Despite TTE being an effective way of assessing optimal LV lead positioning for identifying mechanical activation, it is expensive, images can be suboptimal and usually requires an extra visit prior to implantation, therefore an intraprocedural way of identifying the optimal areas could be beneficial.
It is not known whether lead position as targeted by imaging methods of mechanical activation corresponds to the site of latest electrical activation, nor whether sensed electrical signals correspond to sites of scar. Investigators are planning to investigate the relationship between the site of latest mechanical activation using TTE and the site of latest electrical activation of the LV; and between scar and sensed electrical signals.

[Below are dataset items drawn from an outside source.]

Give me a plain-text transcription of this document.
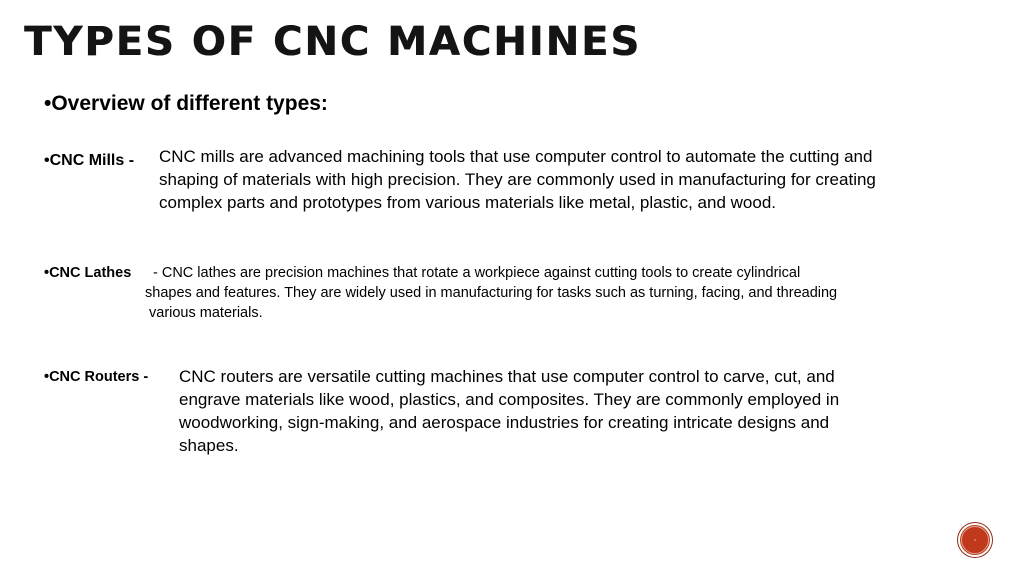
TYPES OF CNC MACHINES
•Overview of different types:
•CNC Mills - CNC mills are advanced machining tools that use computer control to automate the cutting and
shaping of materials with high precision. They are commonly used in manufacturing for creating
complex parts and prototypes from various materials like metal, plastic, and wood.

•CNC Lathes - CNC lathes are precision machines that rotate a workpiece against cutting tools to create cylindrical
shapes and features. They are widely used in manufacturing for tasks such as turning, facing, and threading
various materials.

•CNC Routers - CNC routers are versatile cutting machines that use computer control to carve, cut, and
engrave materials like wood, plastics, and composites. They are commonly employed in
woodworking, sign-making, and aerospace industries for creating intricate designs and
shapes.

◦
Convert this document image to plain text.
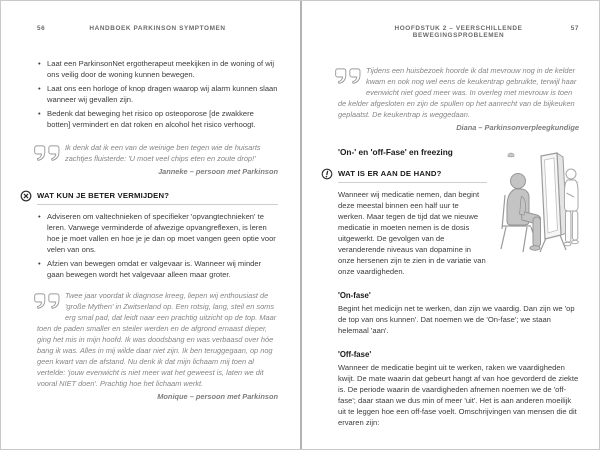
56	HANDBOEK PARKINSON SYMPTOMEN
• Laat een ParkinsonNet ergotherapeut meekijken in de woning of wij ons veilig door de woning kunnen bewegen.
• Laat ons een horloge of knop dragen waarop wij alarm kunnen slaan wanneer wij gevallen zijn.
• Bedenk dat beweging het risico op osteoporose [de zwakkere botten] vermindert en dat roken en alcohol het risico verhoogt.
Ik denk dat ik een van de weinige ben tegen wie de huisarts zachtjes fluisterde: 'U moet veel chips eten en zoute drop!'
Janneke – persoon met Parkinson
WAT KUN JE BETER VERMIJDEN?
• Adviseren om valtechnieken of specifieker 'opvangtechnieken' te leren. Vanwege verminderde of afwezige opvangreflexen, is leren hoe je moet vallen en hoe je je dan op moet vangen geen optie voor velen van ons.
• Afzien van bewegen omdat er valgevaar is. Wanneer wij minder gaan bewegen wordt het valgevaar alleen maar groter.
Twee jaar voordat ik diagnose kreeg, liepen wij enthousiast de 'große Mythen' in Zwitserland op. Een rotsig, lang, steil en soms erg smal pad, dat leidt naar een prachtig uitzicht op de top. Maar toen de paden smaller en steiler werden en de afgrond ernaast dieper, ging het mis in mijn hoofd. Ik was doodsbang en was verbaasd over hóe bang ik was. Alles in mij wilde daar niet zijn. Ik ben teruggegaan, op nog geen kwart van de afstand. Nu denk ik dat mijn lichaam mij toen al vertelde: 'jouw evenwicht is niet meer wat het geweest is, laten we dit vooral NIET doen'. Prachtig hoe het lichaam werkt.
Monique – persoon met Parkinson
HOOFDSTUK 2 – VEERSCHILLENDE BEWEGINGSPROBLEMEN
57
Tijdens een huisbezoek hoorde ik dat mevrouw nog in de kelder kwam en ook nog wel eens de keukentrap gebruikte, terwijl haar evenwicht niet goed meer was. In overleg met mevrouw is toen de kelder afgesloten en zijn de spullen op het aanrecht van de bijkeuken geplaatst. De keukentrap is weggedaan.
Diana – Parkinsonverpleegkundige
'On-' en 'off-Fase' en freezing
WAT IS ER AAN DE HAND?
Wanneer wij medicatie nemen, dan begint deze meestal binnen een half uur te werken. Maar tegen de tijd dat we nieuwe medicatie in moeten nemen is de dosis uitgewerkt. De gevolgen van de veranderende niveaus van dopamine in onze hersenen zijn te zien in de variatie van onze vaardigheden.
'On-fase'
Begint het medicijn net te werken, dan zijn we vaardig. Dan zijn we 'op de top van ons kunnen'. Dat noemen we de 'On-fase'; we staan helemaal 'aan'.
'Off-fase'
Wanneer de medicatie begint uit te werken, raken we vaardigheden kwijt. De mate waarin dat gebeurt hangt af van hoe gevorderd de ziekte is. De periode waarin de vaardigheden afnemen noemen we de 'off-fase'; daar staan we dus min of meer 'uit'. Het is aan anderen moeilijk uit te leggen hoe een off-fase voelt. Omschrijvingen van mensen die dit ervaren zijn:
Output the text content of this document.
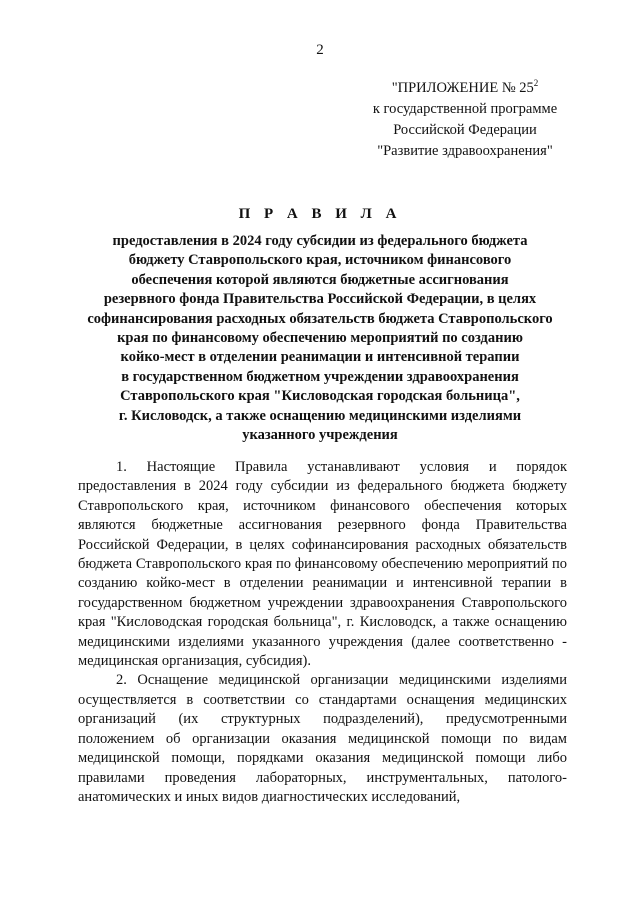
2
"ПРИЛОЖЕНИЕ № $25^2$
к государственной программе
Российской Федерации
"Развитие здравоохранения"
П Р А В И Л А
предоставления в 2024 году субсидии из федерального бюджета
бюджету Ставропольского края, источником финансового
обеспечения которой являются бюджетные ассигнования
резервного фонда Правительства Российской Федерации, в целях
софинансирования расходных обязательств бюджета Ставропольского
края по финансовому обеспечению мероприятий по созданию
койко-мест в отделении реанимации и интенсивной терапии
в государственном бюджетном учреждении здравоохранения
Ставропольского края "Кисловодская городская больница",
г. Кисловодск, а также оснащению медицинскими изделиями
указанного учреждения

1. Настоящие Правила устанавливают условия и порядок предоставления в 2024 году субсидии из федерального бюджета бюджету Ставропольского края, источником финансового обеспечения которых являются бюджетные ассигнования резервного фонда Правительства Российской Федерации, в целях софинансирования расходных обязательств бюджета Ставропольского края по финансовому обеспечению мероприятий по созданию койко-мест в отделении реанимации и интенсивной терапии в государственном бюджетном учреждении здравоохранения Ставропольского края "Кисловодская городская больница", г. Кисловодск, а также оснащению медицинскими изделиями указанного учреждения (далее соответственно - медицинская организация, субсидия).

2. Оснащение медицинской организации медицинскими изделиями осуществляется в соответствии со стандартами оснащения медицинских организаций (их структурных подразделений), предусмотренными положением об организации оказания медицинской помощи по видам медицинской помощи, порядками оказания медицинской помощи либо правилами проведения лабораторных, инструментальных, патолого-анатомических и иных видов диагностических исследований,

If the area of latest mechanical activation is related to the area of latest electrical activation then this can be an alternative, more convenient and cost effective way of assessing optimal LV lead positioning.
|Study Type :||Observational|
|Estimated Enrollment :||40 participants|
|Official Title:||Optimal Left Ventricular Lead Positioning During Cardiac Resynchronisation Therapy; Comparison of Two Methods of Targeting|
|Estimated Study Start Date :||August 1, 2019|
|Estimated Primary Completion Date :||October 1, 2021|
|Estimated Study Completion Date :||December 1, 2021|
Procedure: Measurement of electrical delay during LV lead placement
Measurement of electrical signal in the heart during implantation of CRT, by positioning the lead in different places in the heart.
- Q-LV (electrical activation of the left ventricle) at different sites of the left ventricle [ Time Frame: 1 day ]The time from onset of depolarisation (Q wave) to sensed electrogram in the left ventricle ("LV") will be measured at various sites over the left ventricular epicardium to build up a map of myocardial electrical activation
- Mechanical activation of the left ventricle using echocardiography [ Time Frame: 1 day ]The pattern of mechanical activation of the left ventricle will be determined using speckle-tracking echocardiography.